18/02/02

Un po' di giorni dall'ultimo post, ma non temete. Un Soul Mate non lascia mai soli i suoi lettori, che oltretutto cominciano anche a farsi vivi.
La vita prosegue, tra belle novità, novità in progress, bei concerti e buone prospettive.
Non so cosa ne pensiate voi, ma se dovete dirmi "Adesso non mi piacciono più perchè Farina fa troppi assoli che sembra Pino Daniele" non ditemelo. I Karate sono grandi.

d14. VV.AA. “Superfunk – Rare Funk From Deep In The Crates” 2000. (cd Ace/BGP, nuovo, € 19, AMG).
Avete seguito il mio consiglio e “Funk Sessions” ha preso possesso del vostro lettore?
Ok. Ora si fa sul serio. Avanti i Signor Nessuno.
Tra tutte le decine di raccolte di materiale funk e soul raro, questa è probabilmente quella che più di tutte può scrivere Raro con la R maiuscola.

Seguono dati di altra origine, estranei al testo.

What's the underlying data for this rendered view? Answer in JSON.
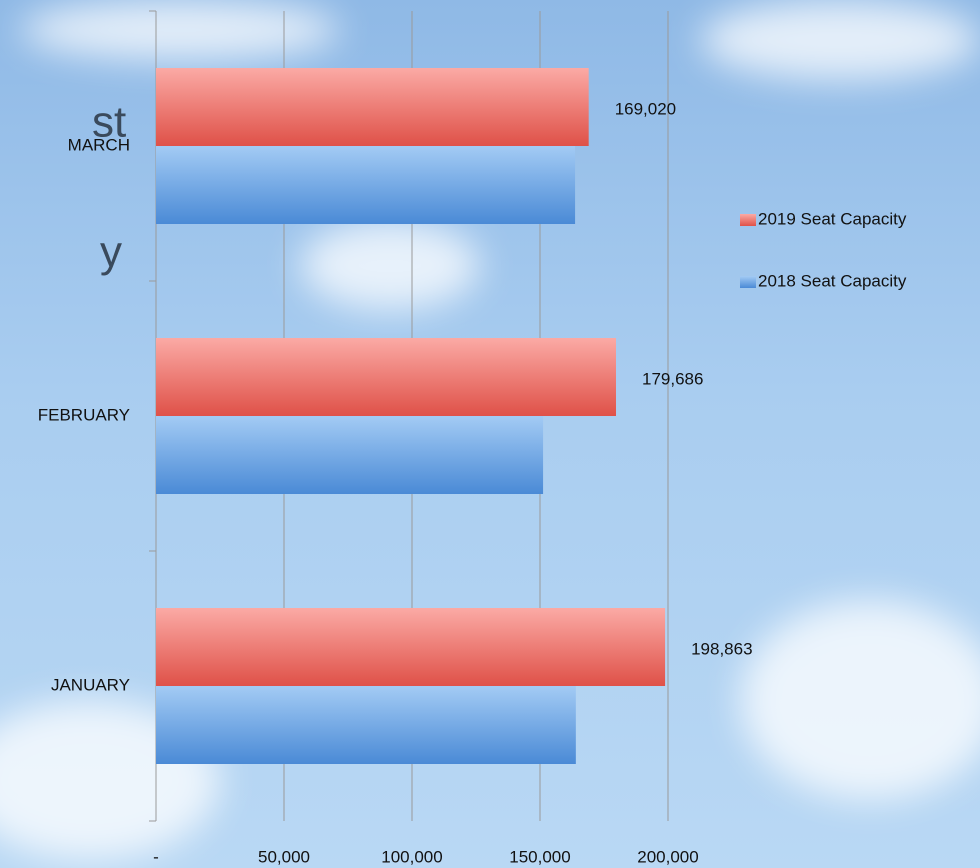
{
  "chart_data": {
    "type": "hbar",
    "categories": [
      "JANUARY",
      "FEBRUARY",
      "MARCH"
    ],
    "series": [
      {
        "name": "2019 Seat Capacity",
        "color": "#e8625a",
        "values": [
          198863,
          179686,
          169020
        ],
        "value_labels": [
          "198,863",
          "179,686",
          "169,020"
        ]
      },
      {
        "name": "2018 Seat Capacity",
        "color": "#5b9be0",
        "values": [
          164000,
          151200,
          163700
        ]
      }
    ],
    "xlim": [
      0,
      200000
    ],
    "xticks": [
      {
        "value": 0,
        "label": "-"
      },
      {
        "value": 50000,
        "label": "50,000"
      },
      {
        "value": 100000,
        "label": "100,000"
      },
      {
        "value": 150000,
        "label": "150,000"
      },
      {
        "value": 200000,
        "label": "200,000"
      }
    ],
    "grid": true,
    "legend": "right"
  },
  "background_text": [
    "st",
    "y"
  ]
}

Sette brani su venti sono inediti. Capito? INEDITI! E anche il resto non scherza: se Denise La Salle è il nome più conosciuto qua dentro, traete voi le vostre conclusioni.
Impossibile comunque dire di questo o quell’altro: “Superfunk” è pura estasi per me. E penso che difficilmente il dj Sound Verite potrà fare a meno di “Soul Power” degli Houston Outlaws nelle sue scalette. Benedetto sia chi l’ha resuscitata.

d13. The Infesticons “Gun Hill Road” 2000. (cd Big Dada, nuovo, € 9.17, AMG).
Fedele al mio stile, compro ora un disco precedentemente ascoltato e scartato per il semplice fatto che viene venduto al 50% del prezzo originario e, come scusa, perchè immagino possa piacermi di più oggi. Sì, mi pare fosse questa.
E il primo impatto, non posso certo voltarmi le spalle così platealmente, mi fa chiedere perché l’avessi scartato all’epoca. Forse perché lavoravo da Ricordi, tornavo a casa con un disco al giorno di media e a tutto c’è un limite? Perché, adesso che non ci lavoro più ne compro forse di meno?
Al secondo impatto, evaporati i sensi di colpa, resta un album certo non di impatto immediato, ma per molti versi precursore di un certo modo di fare hip-hop oggi assai in voga. Il collettivo Infesticons messo insieme da Mike Ladd fonde hip-hop classico a variazioni più o meno potabili sul tema, soprattutto verso la fine del disco. Un disco che ha bisogno di un bel po’ di ascolti per essere apprezzato.